The target for all countries around the world is to achieve 90-90-90 by 2020: By 2020, 90% of all people living with HIV will know their HIV status, 90% of all people with diagnosed HIV infection will receive sustained antiretroviral therapy, and 90% of all people receiving antiretroviral therapy will have viral suppression.
UNAIDS estimates suggest that the second 90 has been achieved in Malawi, Zambia and Zimbabwe, whereas the PHIA data shows there is still further to go.
It is difficult to understand where the differences stem from, especially since UNAIDS uses the PHIA data from these countries as the numerator when estimating the proportion of people living with HIV who know their status. It uses Spectrum estimates as the denominator. Data sources and assumptions for the next two indicators in the cascade – treatment coverage and viral suppression – are not given.

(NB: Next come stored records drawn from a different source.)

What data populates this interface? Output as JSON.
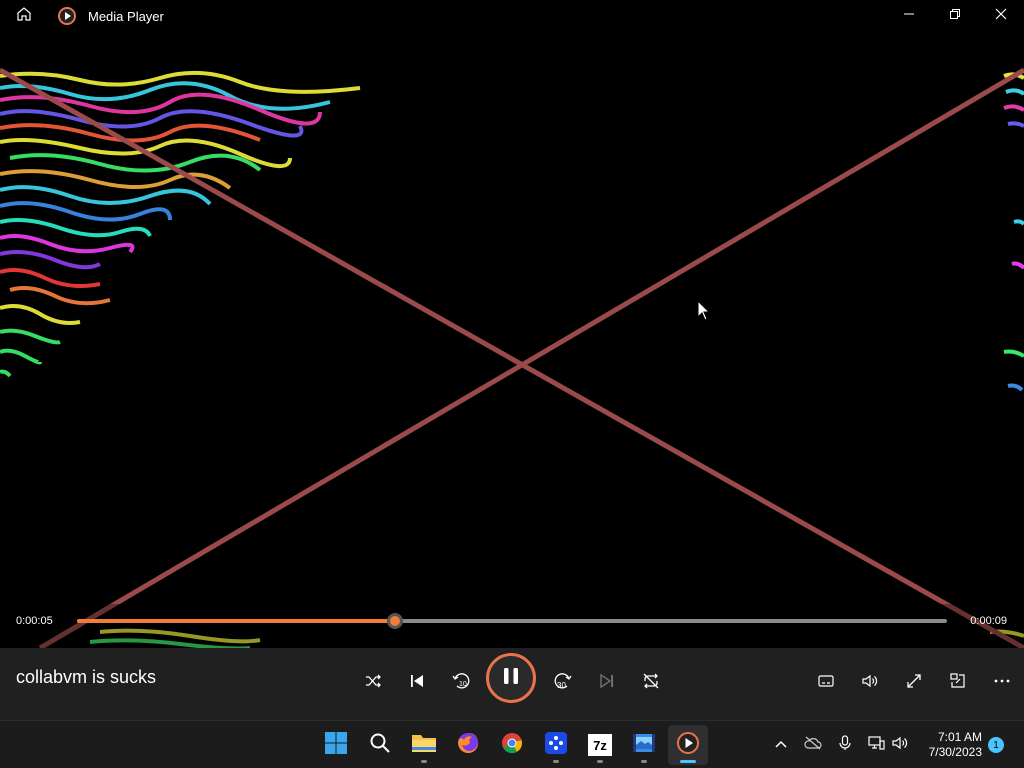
{
  "window": {
    "title": "Media Player"
  },
  "player": {
    "current_time": "0:00:05",
    "duration": "0:00:09",
    "progress": 0.366,
    "title": "collabvm is sucks"
  },
  "taskbar": {
    "items": [
      "start-icon",
      "search-icon",
      "file-explorer-icon",
      "firefox-icon",
      "chrome-icon",
      "app-icon",
      "7zip-icon",
      "video-editor-icon",
      "media-player-icon"
    ],
    "sevenzip_label": "7z",
    "time": "7:01 AM",
    "date": "7/30/2023",
    "notification_count": "1"
  },
  "colors": {
    "accent": "#f07d3b",
    "windows_blue": "#4cc2ff"
  }
}
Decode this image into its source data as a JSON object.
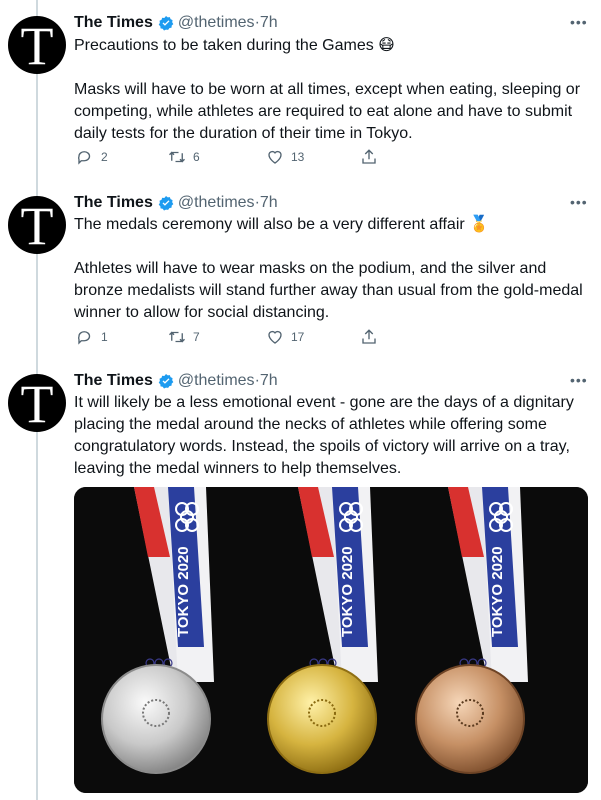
{
  "tweets": [
    {
      "author": "The Times",
      "handle": "@thetimes",
      "separator": "·",
      "time": "7h",
      "avatar_letter": "T",
      "paragraphs": [
        "Precautions to be taken during the Games 😷",
        "Masks will have to be worn at all times, except when eating, sleeping or competing, while athletes are required to eat alone and have to submit daily tests for the duration of their time in Tokyo."
      ],
      "replies": "2",
      "retweets": "6",
      "likes": "13"
    },
    {
      "author": "The Times",
      "handle": "@thetimes",
      "separator": "·",
      "time": "7h",
      "avatar_letter": "T",
      "paragraphs": [
        "The medals ceremony will also be a very different affair 🏅",
        "Athletes will have to wear masks on the podium, and the silver and bronze medalists will stand further away than usual from the gold-medal winner to allow for social distancing."
      ],
      "replies": "1",
      "retweets": "7",
      "likes": "17"
    },
    {
      "author": "The Times",
      "handle": "@thetimes",
      "separator": "·",
      "time": "7h",
      "avatar_letter": "T",
      "paragraphs": [
        "It will likely be a less emotional event - gone are the days of a dignitary placing the medal around the necks of athletes while offering some congratulatory words. Instead, the spoils of victory will arrive on a tray, leaving the medal winners to help themselves."
      ]
    }
  ],
  "media": {
    "ribbon_text": "TOKYO 2020",
    "medals": [
      "silver",
      "gold",
      "bronze"
    ]
  },
  "colors": {
    "verified": "#1d9bf0",
    "text": "#0f1419",
    "secondary": "#536471",
    "ribbon_blue": "#2b3f9e",
    "ribbon_red": "#d8312f"
  },
  "icons": [
    "more-icon",
    "verified-badge-icon",
    "reply-icon",
    "retweet-icon",
    "like-icon",
    "share-icon"
  ]
}
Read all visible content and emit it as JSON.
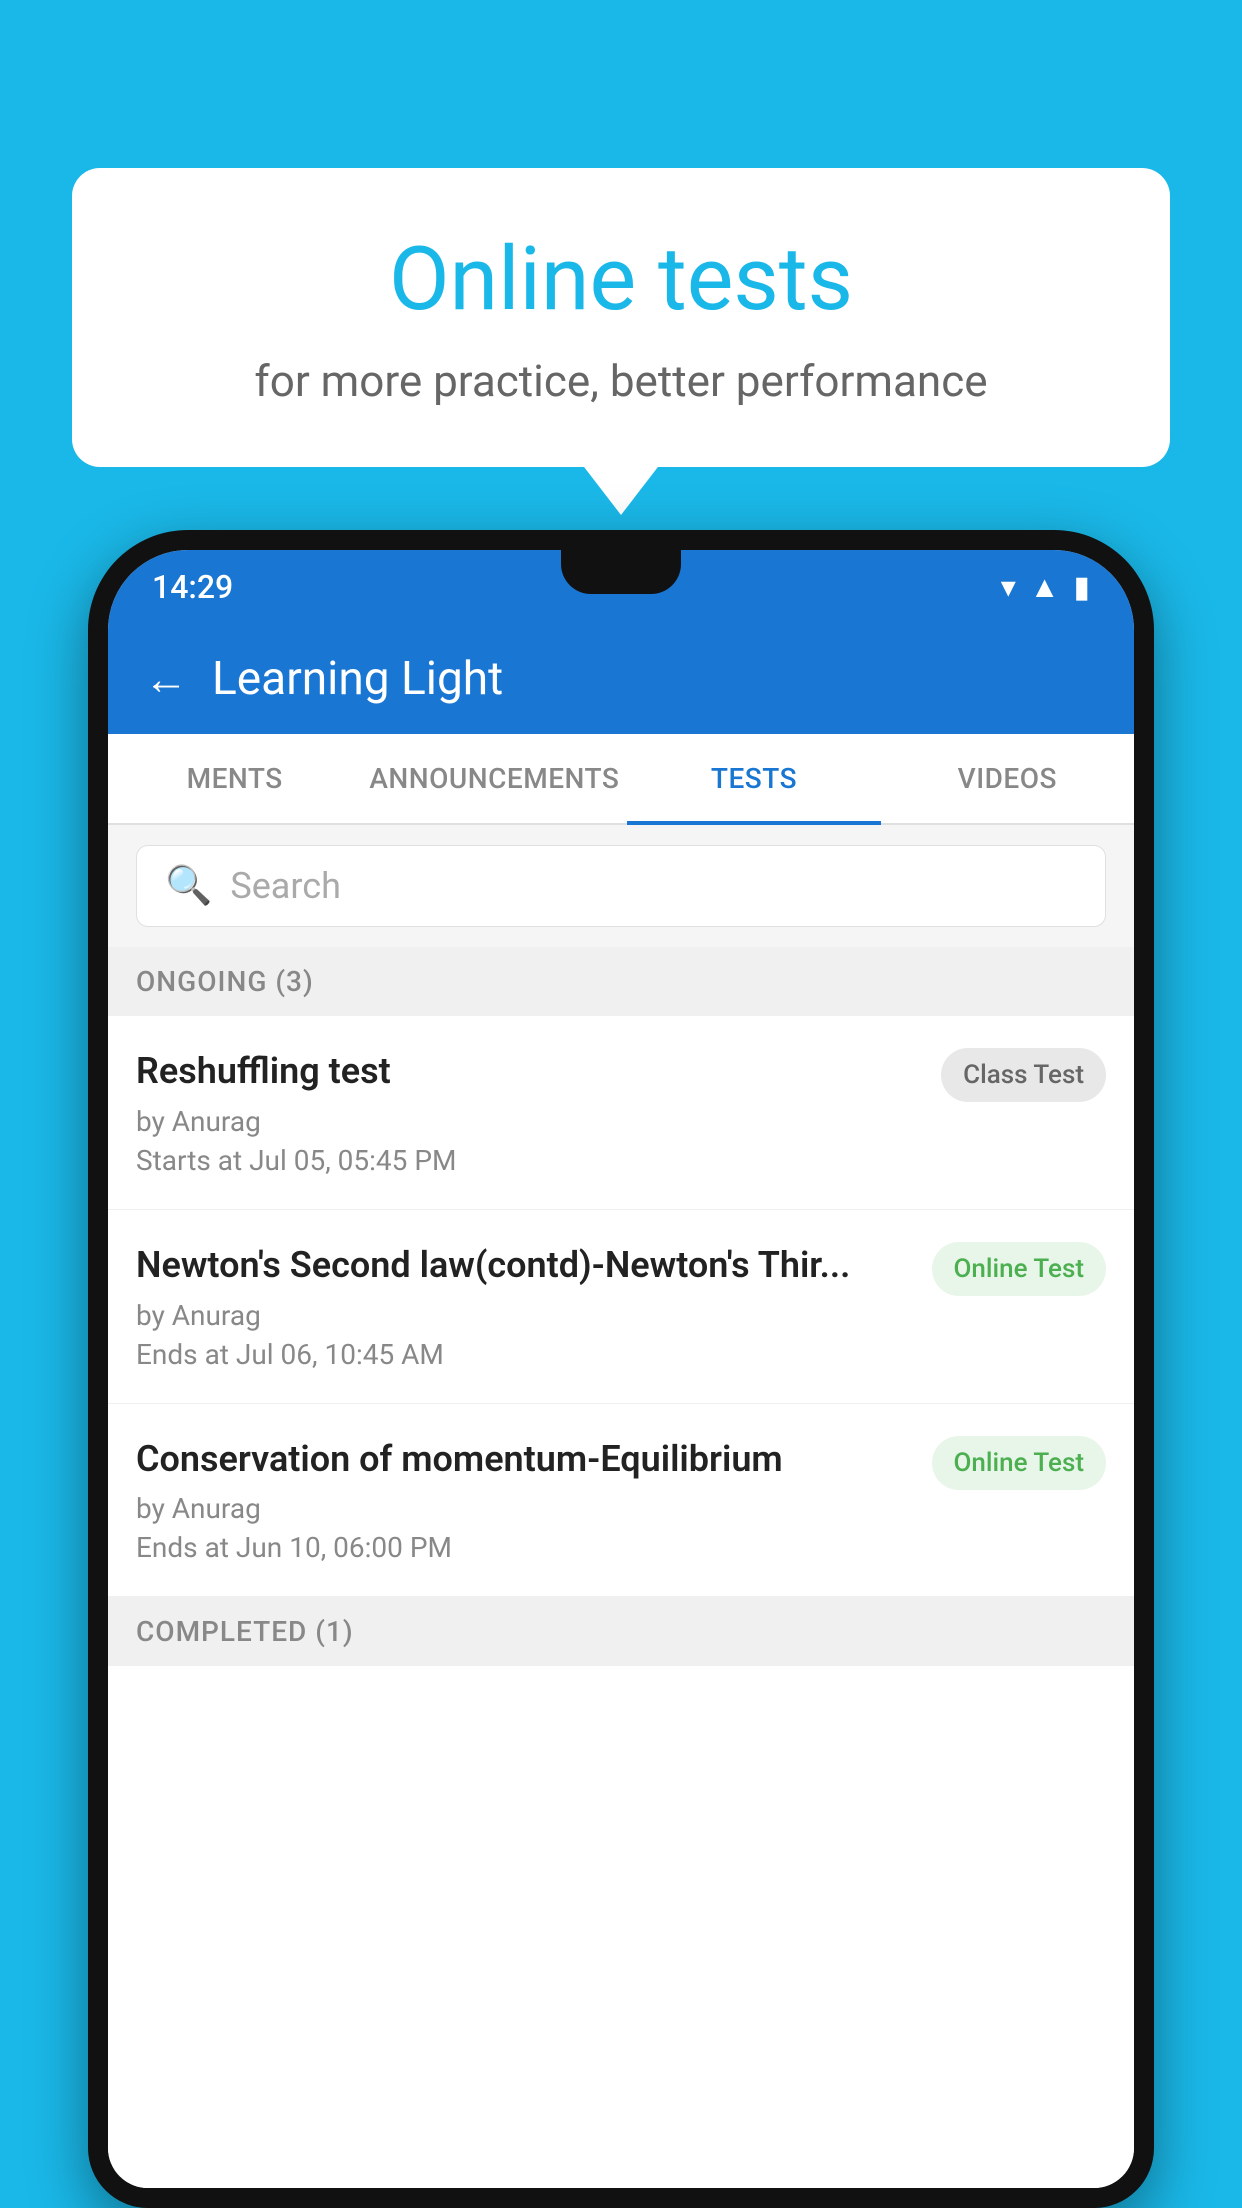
{
  "background_color": "#1ab8e8",
  "bubble": {
    "title": "Online tests",
    "subtitle": "for more practice, better performance"
  },
  "phone": {
    "status_bar": {
      "time": "14:29",
      "icons": [
        "wifi",
        "signal",
        "battery"
      ]
    },
    "header": {
      "back_label": "←",
      "title": "Learning Light"
    },
    "tabs": [
      {
        "label": "MENTS",
        "active": false
      },
      {
        "label": "ANNOUNCEMENTS",
        "active": false
      },
      {
        "label": "TESTS",
        "active": true
      },
      {
        "label": "VIDEOS",
        "active": false
      }
    ],
    "search": {
      "placeholder": "Search"
    },
    "ongoing_section": {
      "label": "ONGOING (3)"
    },
    "test_items": [
      {
        "name": "Reshuffling test",
        "by": "by Anurag",
        "time_label": "Starts at",
        "time": "Jul 05, 05:45 PM",
        "badge": "Class Test",
        "badge_type": "class"
      },
      {
        "name": "Newton's Second law(contd)-Newton's Thir...",
        "by": "by Anurag",
        "time_label": "Ends at",
        "time": "Jul 06, 10:45 AM",
        "badge": "Online Test",
        "badge_type": "online"
      },
      {
        "name": "Conservation of momentum-Equilibrium",
        "by": "by Anurag",
        "time_label": "Ends at",
        "time": "Jun 10, 06:00 PM",
        "badge": "Online Test",
        "badge_type": "online"
      }
    ],
    "completed_section": {
      "label": "COMPLETED (1)"
    }
  }
}
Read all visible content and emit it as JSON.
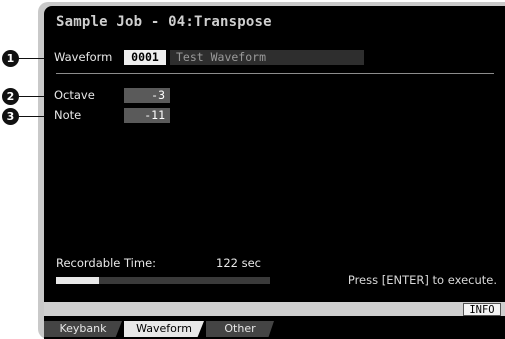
{
  "screen": {
    "title": "Sample Job - 04:Transpose"
  },
  "params": {
    "waveform": {
      "label": "Waveform",
      "number": "0001",
      "name": "Test Waveform"
    },
    "octave": {
      "label": "Octave",
      "value": "-3"
    },
    "note": {
      "label": "Note",
      "value": "-11"
    }
  },
  "recordable": {
    "label": "Recordable Time:",
    "value": "122 sec",
    "progress_fraction": 0.2
  },
  "hint": "Press [ENTER] to execute.",
  "info_button": "INFO",
  "tabs": [
    {
      "label": "Keybank",
      "active": false
    },
    {
      "label": "Waveform",
      "active": true
    },
    {
      "label": "Other",
      "active": false
    }
  ],
  "callouts": [
    "1",
    "2",
    "3"
  ]
}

Regardless of the reason for these conflicting cascades, they certainly have implications for funding, policy-making, and implementation at the country level. Planning for procurement and supply chain management of drugs depends on reliable estimates. Consensus on those estimates is also important for a harmonized multi-stakeholder response.
ICASO joins other civil society organizations in calling for greater transparency around how UNAIDS treatment coverage estimates are calculated.